Semenjak saat itu keberanianku menancapkan colokan mulai hilang. Tapi aku biisa melawannya di tempat mana aku sudah bediam lama, kontrakanku. Tapi ini bukan kontrakanku. Mia masih memanggil lewat obrolan. Tanganku sudah mendekati dua lubang kecil penuh misteri sejak beberapa tahun itu. kukumpulkan kuda-kuda pemberani yang masih tersisa dalam jiwaku, untuk berpacu melawan ketakutan akan takutnya diri pada hal kecil yang mungkin hanya aku yang menakutinya.
“hanya dua lubang kecil” kalimat itu berusaha ku ucapkan berulang kali untuk menenangkan diri yang tak kunjung tenang.
Cusss,,,,, bunyi itu terulang kembali. Tubuhku terlihat sama seperti beberapa tahun silam. Aku tetap berusaha untuk membuka mataku, melihat seramnya dunia. Melebihi suramnya muka kuntilanak kesurupan. Teriakan yang sudah kupancarkan beberapa detik lalu tampaknya tak menggetarkan gendang telinga seseorang.  Aku hanya bisa berusaha menenangkan diri sendiri. Aku tak mau pingsan disini. Tapi nafas yang juga panik ini menggambrkan hal lain yang tak kusukai. Pasrah, mungkin jalan yang akan ku pilih. Hatiku mulai komat-kamit berdo’a. Berharap suatu keajaiban akan terjadi di sela musibah yang sedang kuhadapi ini. perlahan mataku mulai menyerah, perlahan mulai gelap, perlahan mulai kosong.
Satu titik cahaya kini terlihat. Perlahan semua cahaya kembali berkumpul pada mataku. Bersama dengan wangi balsem yang menyengat hidung. Bantal nyaman ini cukup menenangkanku. Berpikir aku tak akan mati semudah itu.
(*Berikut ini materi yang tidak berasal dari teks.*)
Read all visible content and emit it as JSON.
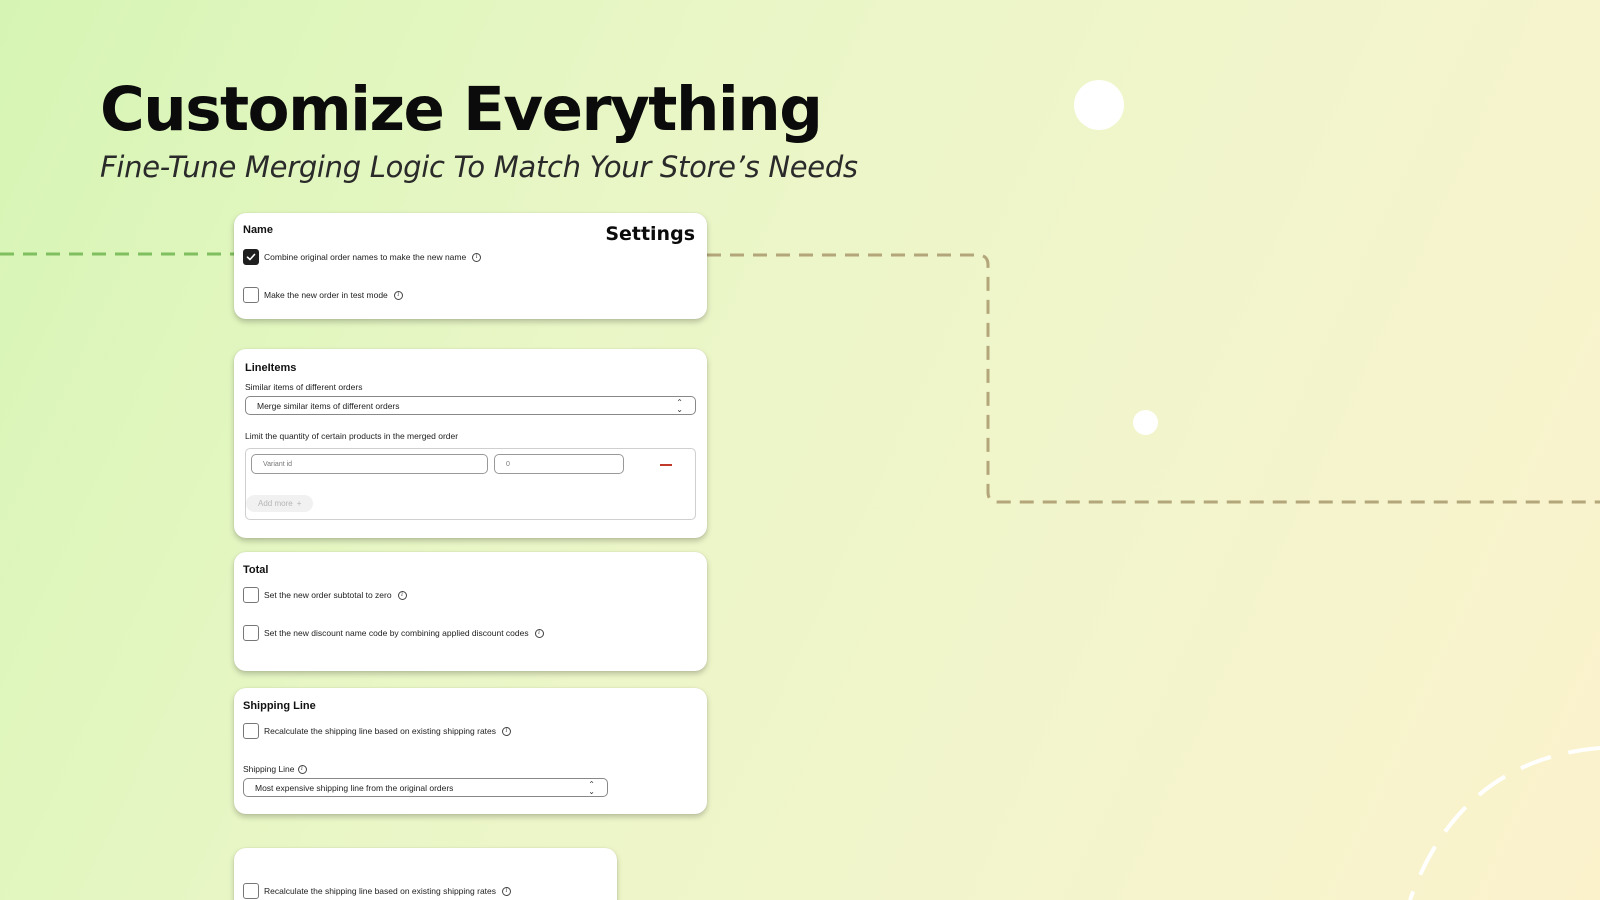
{
  "hero": {
    "title": "Customize Everything",
    "subtitle": "Fine-Tune Merging Logic To Match Your Store’s Needs"
  },
  "colors": {
    "background_start": "#d6f5b4",
    "background_end": "#fbf2cc",
    "dash_left": "#7fbf5f",
    "dash_right": "#b3a67a",
    "checkbox_checked": "#1f1f1f",
    "remove_icon": "#c0392b"
  },
  "name_card": {
    "section_title": "Name",
    "settings_title": "Settings",
    "options": [
      {
        "label": "Combine original order names to make the new name",
        "checked": true,
        "icon": "info-icon"
      },
      {
        "label": "Make the new order in test mode",
        "checked": false,
        "icon": "info-icon"
      }
    ]
  },
  "lineitems_card": {
    "section_title": "LineItems",
    "similar_label": "Similar items of different orders",
    "similar_select_value": "Merge similar items of different orders",
    "limit_label": "Limit the quantity of certain products in the merged order",
    "variant_placeholder": "Variant id",
    "quantity_value": "0",
    "add_more_label": "Add more",
    "add_more_icon": "+"
  },
  "total_card": {
    "section_title": "Total",
    "options": [
      {
        "label": "Set the new order subtotal to zero",
        "checked": false,
        "icon": "info-icon"
      },
      {
        "label": "Set the new discount name code by combining applied discount codes",
        "checked": false,
        "icon": "info-icon"
      }
    ]
  },
  "shipping_card": {
    "section_title": "Shipping Line",
    "recalc_label": "Recalculate the shipping line based on existing shipping rates",
    "shipping_line_label": "Shipping Line",
    "shipping_select_value": "Most expensive shipping line from the original orders"
  },
  "extra_card": {
    "recalc_label": "Recalculate the shipping line based on existing shipping rates"
  },
  "icons": {
    "info": "i",
    "check": "✓",
    "chevron_up": "⌃",
    "chevron_down": "⌄"
  }
}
“udah sadar??” suara berat yang tertahan jakun itu mengejutkanku.
Tatapanku mulai menatap keatas, dimana pemilik bantal paha yang tengah kunikmati. Koneksi otakku mulai tersambung pada kejadian pagi tadi. Ya, pria yang sama. Tapi badanku masih belum siaga untuk beranjak. Aku masih belum terbayangkan adegan drama yang ku tonton malam tadi mengimbas kehidupan nyataku. Ah, mana mungkin? Paling cuma kebetulan.  Panikku sebenarnya masih berkobar. Namun ekspres itu tak dapat ku keluarkan saat ini. bisa-bisa maluku naik 100o kalau salah berbuat satu gerak saja. Perlahan ku angkaat massa badanku dengan kekuatan yang masih tersisa. Tapi sepertinya ada perbedaan dengan drama malam tadi, pemeran cowoknya membantu si cewek bangkit. Sepertinya nih cowok cuek abiss,,,
“udah baikan???” tanyanya dengan muka datar miliknya.
“hmmm,,,”anggukkanku sepertinya belum meyakinkannya.